Benchmarking Optimizers for Large Language Model Pretraining
Andrei Semenov, Matteo Pagliardini, Martin Jaggi
TL;DR
This work delivers a comprehensive, standardized benchmark of 11 optimizers for large language model pretraining across multiple model sizes and training horizons, revealing that AdEMAMix, D-Muon, and MARS are strong contenders at scale after careful hyperparameter tuning. It demonstrates that batch size, warmup, weight decay, and learning-rate schedules substantially influence outcomes and that certain optimizers (e.g., Sophia, Signum, Lion) can underperform or destabilize under longer training. By extending the evaluation to Mixture-of-Experts (MoEs) and releasing full tooling, the study provides a practical framework for fair comparison and future optimizer development.

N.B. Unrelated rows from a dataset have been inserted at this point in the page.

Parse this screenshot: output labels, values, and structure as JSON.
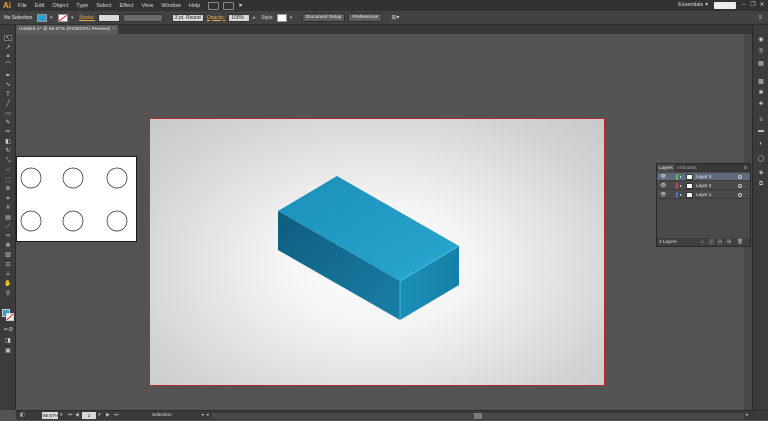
{
  "app": {
    "logo": "Ai"
  },
  "menu": [
    "File",
    "Edit",
    "Object",
    "Type",
    "Select",
    "Effect",
    "View",
    "Window",
    "Help"
  ],
  "workspace": {
    "label": "Essentials"
  },
  "window_controls": {
    "minimize": "–",
    "restore": "❐",
    "close": "✕"
  },
  "control_bar": {
    "selection": "No Selection",
    "fill_color": "#2aa3cf",
    "stroke_label": "Stroke:",
    "brush": "3 pt. Round",
    "opacity_label": "Opacity:",
    "opacity_value": "100%",
    "style_label": "Style:",
    "document_setup": "Document Setup",
    "preferences": "Preferences"
  },
  "document": {
    "tab_title": "Untitled-1* @ 66.67% (RGB/GPU Preview)",
    "close": "×"
  },
  "layers_panel": {
    "tabs": [
      "Layers",
      "Artboards"
    ],
    "menu_icon": "≡",
    "layers": [
      {
        "name": "Layer 3",
        "color": "#4fc24f",
        "selected": true
      },
      {
        "name": "Layer 2",
        "color": "#d04040",
        "selected": false
      },
      {
        "name": "Layer 1",
        "color": "#4a6fd8",
        "selected": false
      }
    ],
    "count": "3 Layers"
  },
  "status_bar": {
    "zoom": "66.67%",
    "page": "1",
    "tool": "Selection"
  },
  "colors": {
    "accent": "#2aa3cf",
    "artboard_border": "#b52a2a",
    "ui_bg": "#535353"
  }
}
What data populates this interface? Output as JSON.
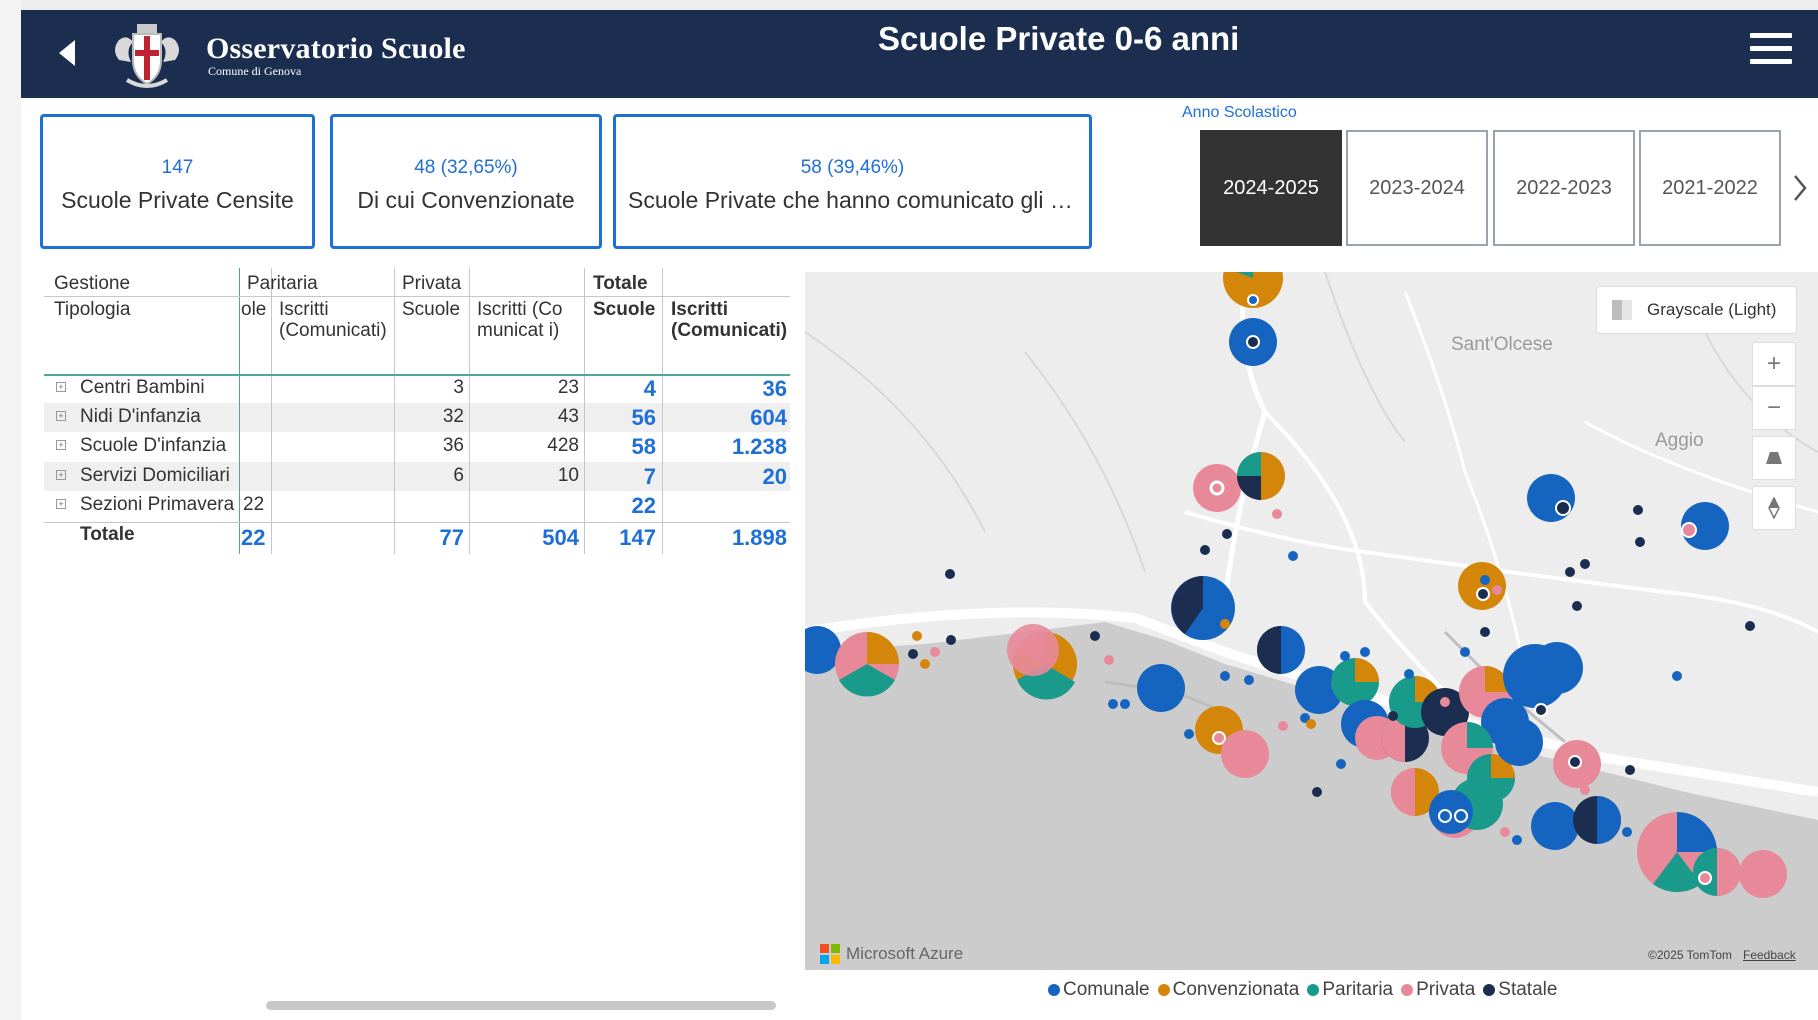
{
  "header": {
    "brand": "Osservatorio Scuole",
    "brand_sub": "Comune di Genova",
    "title": "Scuole Private 0-6 anni"
  },
  "kpis": [
    {
      "value": "147",
      "label": "Scuole Private Censite"
    },
    {
      "value": "48 (32,65%)",
      "label": "Di cui Convenzionate"
    },
    {
      "value": "58 (39,46%)",
      "label": "Scuole Private che hanno comunicato gli is…"
    }
  ],
  "year_filter": {
    "label": "Anno Scolastico",
    "years": [
      "2024-2025",
      "2023-2024",
      "2022-2023",
      "2021-2022"
    ],
    "selected": "2024-2025"
  },
  "matrix": {
    "row_header_1": "Gestione",
    "row_header_2": "Tipologia",
    "groups": [
      "Paritaria",
      "Privata",
      "Totale"
    ],
    "col_scuole_clipped": "ole",
    "col_scuole": "Scuole",
    "col_iscritti": "Iscritti (Comunicati)",
    "col_iscritti_privata": "Iscritti (Comunicat i)",
    "col_iscritti_totale": "Iscritti (Comunicati)",
    "rows": [
      {
        "name": "Centri Bambini",
        "par_scuole": "",
        "par_iscritti": "",
        "priv_scuole": "3",
        "priv_iscritti": "23",
        "tot_scuole": "4",
        "tot_iscritti": "36"
      },
      {
        "name": "Nidi D'infanzia",
        "par_scuole": "",
        "par_iscritti": "",
        "priv_scuole": "32",
        "priv_iscritti": "43",
        "tot_scuole": "56",
        "tot_iscritti": "604"
      },
      {
        "name": "Scuole D'infanzia",
        "par_scuole": "",
        "par_iscritti": "",
        "priv_scuole": "36",
        "priv_iscritti": "428",
        "tot_scuole": "58",
        "tot_iscritti": "1.238"
      },
      {
        "name": "Servizi Domiciliari",
        "par_scuole": "",
        "par_iscritti": "",
        "priv_scuole": "6",
        "priv_iscritti": "10",
        "tot_scuole": "7",
        "tot_iscritti": "20"
      },
      {
        "name": "Sezioni Primavera",
        "par_scuole": "22",
        "par_iscritti": "",
        "priv_scuole": "",
        "priv_iscritti": "",
        "tot_scuole": "22",
        "tot_iscritti": ""
      }
    ],
    "total": {
      "name": "Totale",
      "par_scuole": "22",
      "par_iscritti": "",
      "priv_scuole": "77",
      "priv_iscritti": "504",
      "tot_scuole": "147",
      "tot_iscritti": "1.898"
    }
  },
  "map": {
    "style_label": "Grayscale (Light)",
    "places": [
      "Sant'Olcese",
      "Aggio"
    ],
    "attribution": "Microsoft Azure",
    "copyright": "©2025 TomTom",
    "feedback": "Feedback"
  },
  "legend": [
    {
      "label": "Comunale",
      "color": "#1565c0"
    },
    {
      "label": "Convenzionata",
      "color": "#d4860b"
    },
    {
      "label": "Paritaria",
      "color": "#1a9a8a"
    },
    {
      "label": "Privata",
      "color": "#e8899a"
    },
    {
      "label": "Statale",
      "color": "#1c2e50"
    }
  ]
}
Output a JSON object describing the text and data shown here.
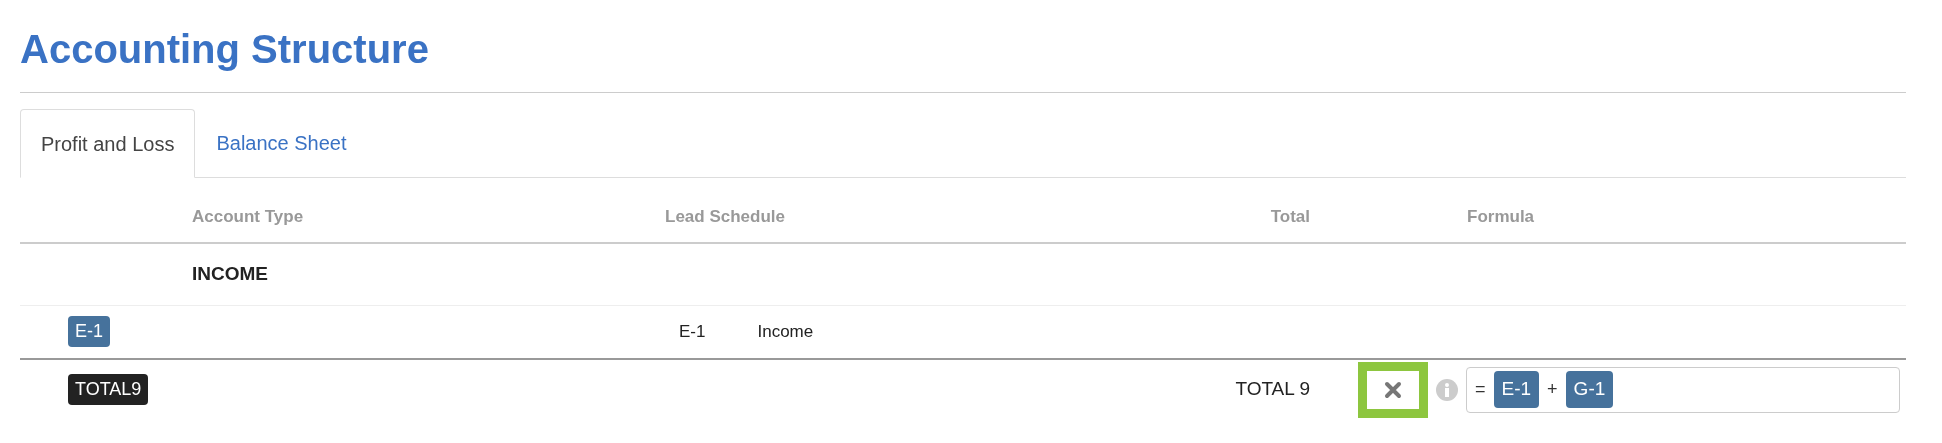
{
  "title": "Accounting Structure",
  "tabs": [
    {
      "label": "Profit and Loss",
      "selected": true
    },
    {
      "label": "Balance Sheet",
      "selected": false
    }
  ],
  "table": {
    "columns": [
      "Account Type",
      "Lead Schedule",
      "Total",
      "Formula"
    ],
    "rows": [
      {
        "kind": "section",
        "account_type": "INCOME"
      },
      {
        "kind": "account",
        "badge": "E-1",
        "color": "#46729c",
        "lead_code": "E-1",
        "lead_name": "Income"
      },
      {
        "kind": "total",
        "badge": "TOTAL9",
        "color": "#222222",
        "total": "TOTAL 9",
        "highlighted": true,
        "formula": [
          {
            "kind": "operator",
            "text": "="
          },
          {
            "kind": "token",
            "text": "E-1"
          },
          {
            "kind": "operator",
            "text": "+"
          },
          {
            "kind": "token",
            "text": "G-1"
          }
        ]
      }
    ]
  }
}
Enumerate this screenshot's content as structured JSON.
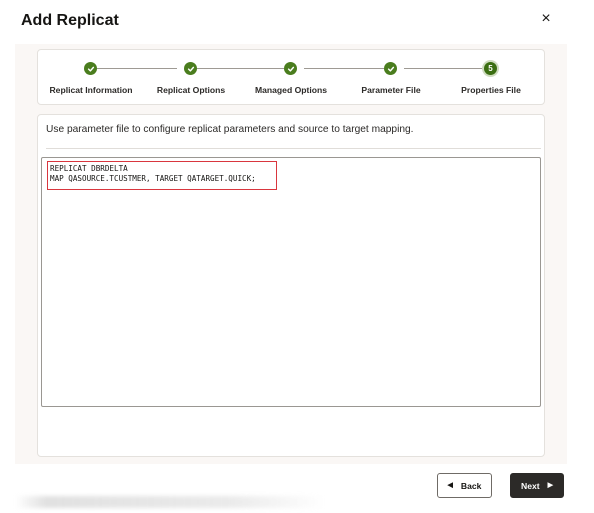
{
  "dialog": {
    "title": "Add Replicat",
    "close_icon": "×"
  },
  "steps": [
    {
      "label": "Replicat Information",
      "state": "complete",
      "icon": "check-icon"
    },
    {
      "label": "Replicat Options",
      "state": "complete",
      "icon": "check-icon"
    },
    {
      "label": "Managed Options",
      "state": "complete",
      "icon": "check-icon"
    },
    {
      "label": "Parameter File",
      "state": "complete",
      "icon": "check-icon"
    },
    {
      "label": "Properties File",
      "state": "current",
      "number": "5"
    }
  ],
  "content": {
    "instruction": "Use parameter file to configure replicat parameters and source to target mapping.",
    "editor_lines": [
      "REPLICAT DBRDELTA",
      "MAP QASOURCE.TCUSTMER, TARGET QATARGET.QUICK;"
    ]
  },
  "footer": {
    "back_label": "Back",
    "next_label": "Next"
  },
  "colors": {
    "step_complete": "#4a7d1e",
    "highlight_border": "#d9363e",
    "primary_button": "#2c2a28"
  }
}
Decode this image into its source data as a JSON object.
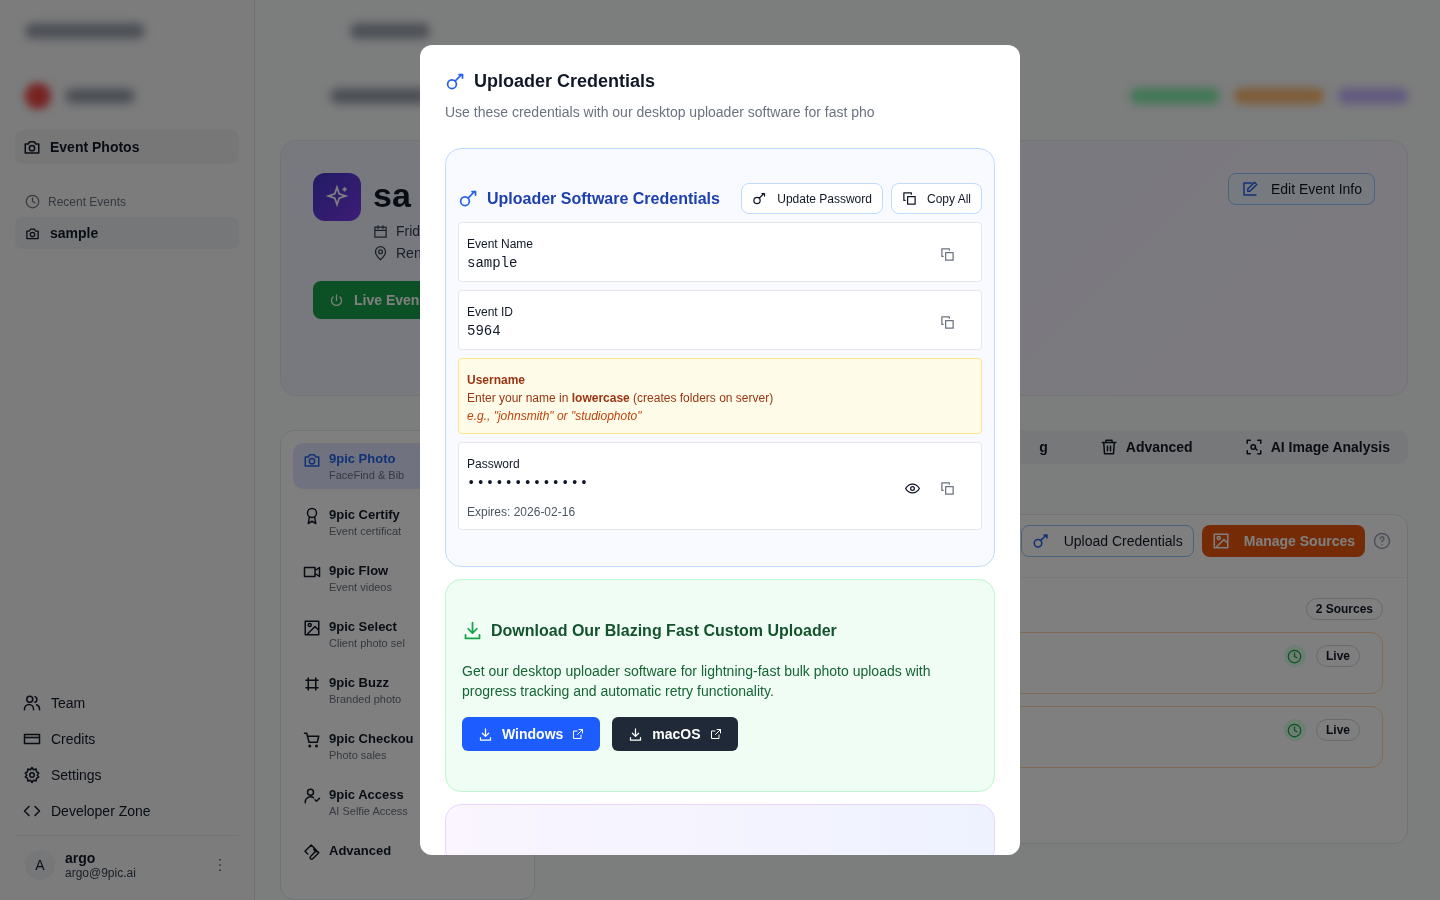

The findings offer concrete guidance for practitioners and highlight directions for research into stable, efficient large-scale optimization.
Abstract
The recent development of Large Language Models (LLMs) has been accompanied by an effervescence of novel ideas and methods to better optimize the loss of deep learning models. Claims from those methods are myriad: from faster convergence to removing reliance on certain hyperparameters. However, the diverse experimental protocols used to validate these claims make direct comparisons between methods challenging. This study presents a comprehensive evaluation of recent optimization techniques across standardized LLM pretraining scenarios, systematically varying model size, batch size, and training duration. Through careful tuning of each method, we provide guidance to practitioners on which optimizer is best suited for each scenario. For researchers, our work highlights promising directions for future optimization research. Finally, by releasing our code and making all experiments fully reproducible, we hope our efforts can help the development and rigorous benchmarking of future methods.